EPF uses a direct prediction strategy for multi-step forecasting, where each forecast horizon group has its own dedicated model. This avoids the error propagation problem inherent in recursive approaches.

The Two Approaches

Recursive Prediction

A single model predicts one step ahead. To forecast further, its own predictions are fed back as inputs:

Step 1: model(features_t) → price_t+1
Step 2: model(features_t, price_t+1) → price_t+2
Step 3: model(features_t, price_t+1, price_t+2) → price_t+3
...

Problem: Errors compound. If the model overpredicts at step 1, that error propagates into step 2’s inputs, which propagates into step 3, and so on. By hour 168 (7 days ahead), accumulated errors can be substantial.

Direct Prediction

Separate models are trained for different horizon groups. Each model predicts its target hours directly from features available at the forecast origin:

Model_DA1: features_at_origin → prices for hours 14-25 ahead
Model_DA2: features_at_origin → prices for hours 26-37 ahead
Model_S1: features_at_origin → prices for hours 33-56 ahead
...

Advantage: No error propagation. An error in the D+1 forecast has zero impact on the D+3 forecast, because they come from independent models.

Why Direct Works for EPF

Feature Design

In the direct approach, all features are computed relative to the forecast origin (time t), not relative to the target hour. This means:

  • Price lags reference actual observed prices at the origin: price_lag_1h, price_lag_24h, price_lag_168h
  • Weather features include both observations at the origin and forecasts at the target hour
  • Target-hour features provide the model with temporal context: which hour, which day of week, how far ahead

Each model learns the relationship between current conditions and prices at a specific future distance, rather than trying to learn a single one-step-ahead relationship applied repeatedly.
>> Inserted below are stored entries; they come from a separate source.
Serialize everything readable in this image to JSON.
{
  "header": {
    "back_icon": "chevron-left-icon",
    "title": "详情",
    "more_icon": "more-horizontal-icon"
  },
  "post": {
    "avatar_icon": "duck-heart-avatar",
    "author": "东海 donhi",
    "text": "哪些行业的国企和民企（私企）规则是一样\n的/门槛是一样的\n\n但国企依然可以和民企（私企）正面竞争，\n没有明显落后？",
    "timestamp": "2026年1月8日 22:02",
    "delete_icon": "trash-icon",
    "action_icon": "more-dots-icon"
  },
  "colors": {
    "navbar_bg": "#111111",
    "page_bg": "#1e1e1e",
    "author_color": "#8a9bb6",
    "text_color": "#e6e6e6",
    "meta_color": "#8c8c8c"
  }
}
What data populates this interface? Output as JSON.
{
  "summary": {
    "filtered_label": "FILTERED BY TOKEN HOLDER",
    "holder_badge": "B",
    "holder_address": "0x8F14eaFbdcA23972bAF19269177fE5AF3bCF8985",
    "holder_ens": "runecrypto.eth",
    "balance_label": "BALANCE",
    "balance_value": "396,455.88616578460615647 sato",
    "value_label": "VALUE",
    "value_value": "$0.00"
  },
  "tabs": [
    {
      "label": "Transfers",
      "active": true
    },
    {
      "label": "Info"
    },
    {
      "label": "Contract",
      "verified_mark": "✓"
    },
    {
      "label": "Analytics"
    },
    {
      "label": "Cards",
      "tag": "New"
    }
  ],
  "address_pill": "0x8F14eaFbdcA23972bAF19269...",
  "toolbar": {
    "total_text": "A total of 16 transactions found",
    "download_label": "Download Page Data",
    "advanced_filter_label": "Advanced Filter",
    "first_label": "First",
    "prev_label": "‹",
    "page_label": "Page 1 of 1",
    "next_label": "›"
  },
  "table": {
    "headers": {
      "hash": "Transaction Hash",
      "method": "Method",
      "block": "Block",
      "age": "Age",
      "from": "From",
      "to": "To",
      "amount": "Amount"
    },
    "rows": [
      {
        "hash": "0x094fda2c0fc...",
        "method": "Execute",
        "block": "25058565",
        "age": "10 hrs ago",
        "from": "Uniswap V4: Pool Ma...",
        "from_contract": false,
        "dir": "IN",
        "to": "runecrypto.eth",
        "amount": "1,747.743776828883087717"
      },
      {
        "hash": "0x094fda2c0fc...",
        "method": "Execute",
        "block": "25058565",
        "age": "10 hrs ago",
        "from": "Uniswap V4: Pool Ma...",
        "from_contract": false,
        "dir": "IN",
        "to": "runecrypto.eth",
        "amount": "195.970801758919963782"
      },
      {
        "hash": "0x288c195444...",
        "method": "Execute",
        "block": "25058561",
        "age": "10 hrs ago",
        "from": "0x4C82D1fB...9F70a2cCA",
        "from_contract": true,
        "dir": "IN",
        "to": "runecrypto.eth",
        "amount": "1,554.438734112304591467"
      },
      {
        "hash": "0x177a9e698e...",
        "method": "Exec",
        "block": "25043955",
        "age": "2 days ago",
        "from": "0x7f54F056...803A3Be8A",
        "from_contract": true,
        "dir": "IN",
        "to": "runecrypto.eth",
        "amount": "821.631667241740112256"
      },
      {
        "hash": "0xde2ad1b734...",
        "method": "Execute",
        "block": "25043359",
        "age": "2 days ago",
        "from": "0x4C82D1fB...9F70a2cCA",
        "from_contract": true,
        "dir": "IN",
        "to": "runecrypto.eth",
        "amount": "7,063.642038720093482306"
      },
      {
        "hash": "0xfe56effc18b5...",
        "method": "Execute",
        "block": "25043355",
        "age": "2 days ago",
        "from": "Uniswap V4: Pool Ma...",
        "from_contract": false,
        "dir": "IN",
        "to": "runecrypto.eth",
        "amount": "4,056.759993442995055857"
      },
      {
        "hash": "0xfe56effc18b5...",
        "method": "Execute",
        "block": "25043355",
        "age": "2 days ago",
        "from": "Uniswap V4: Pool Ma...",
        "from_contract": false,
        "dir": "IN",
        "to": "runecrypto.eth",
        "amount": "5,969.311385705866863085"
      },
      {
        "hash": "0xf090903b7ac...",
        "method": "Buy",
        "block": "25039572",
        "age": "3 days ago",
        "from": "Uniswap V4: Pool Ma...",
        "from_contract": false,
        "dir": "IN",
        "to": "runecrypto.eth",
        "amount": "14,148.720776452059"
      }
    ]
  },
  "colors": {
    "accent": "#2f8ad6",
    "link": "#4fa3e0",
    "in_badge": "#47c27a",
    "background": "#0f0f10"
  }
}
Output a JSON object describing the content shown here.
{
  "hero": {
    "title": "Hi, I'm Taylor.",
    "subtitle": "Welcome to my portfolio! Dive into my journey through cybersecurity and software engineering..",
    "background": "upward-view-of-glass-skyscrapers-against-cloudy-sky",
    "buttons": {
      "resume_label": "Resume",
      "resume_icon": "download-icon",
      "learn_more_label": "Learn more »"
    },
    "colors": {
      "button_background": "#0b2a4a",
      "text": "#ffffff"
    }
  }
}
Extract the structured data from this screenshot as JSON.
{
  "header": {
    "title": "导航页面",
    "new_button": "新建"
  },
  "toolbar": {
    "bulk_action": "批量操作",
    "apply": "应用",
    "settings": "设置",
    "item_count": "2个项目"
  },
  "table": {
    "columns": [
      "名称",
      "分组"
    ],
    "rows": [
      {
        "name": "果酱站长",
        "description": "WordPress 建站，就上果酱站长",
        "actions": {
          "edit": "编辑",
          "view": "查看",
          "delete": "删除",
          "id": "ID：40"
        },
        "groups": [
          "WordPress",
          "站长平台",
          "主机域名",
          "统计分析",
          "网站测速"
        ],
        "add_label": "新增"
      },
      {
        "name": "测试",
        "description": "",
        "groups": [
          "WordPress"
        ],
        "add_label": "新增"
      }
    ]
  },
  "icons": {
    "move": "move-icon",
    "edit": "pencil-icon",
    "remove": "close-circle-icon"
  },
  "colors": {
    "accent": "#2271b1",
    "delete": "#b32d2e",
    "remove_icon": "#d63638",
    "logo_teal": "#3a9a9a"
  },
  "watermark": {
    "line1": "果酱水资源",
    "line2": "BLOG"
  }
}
Horizon Groups Balance Specialization and Data

Rather than training a separate model for every single hour (which would fragment the training data), horizons are grouped:

GroupHours AheadRationale
DA114–25D+1 morning hours
DA226–37D+1 afternoon/evening hours
S133–56D+2 (1-day ahead strategic)
S257–80D+3
S381–104D+4
S4105–128D+5
S5129–176D+6 and D+7 combined

Hours within the same group share a trained model. The hours_ahead feature allows the model to differentiate between individual hours within a group.

Tree Models Handle NaN Natively

A practical benefit of the direct approach with gradient boosting models: features that aren’t available for certain horizons (like D+1 published prices in the morning run) are simply set to NaN. Tree-based models handle missing values natively by learning optimal split directions for NaN values during training — no imputation required.

Trade-offs

AspectDirectRecursive
Error propagationNoneCompounds over horizons
Number of modelsMultiple (7 groups)Single
Training timeHigher (train N models)Lower (train 1 model)
Feature designRelative to originRelative to each step
Missing valuesClean NaN handlingRequires imputation

For EPF’s 7-day horizon, the elimination of error propagation decisively favors the direct approach. The additional training cost is manageable — 7 horizon groups × 3 model types = 21 models per product, each training in seconds on modern hardware.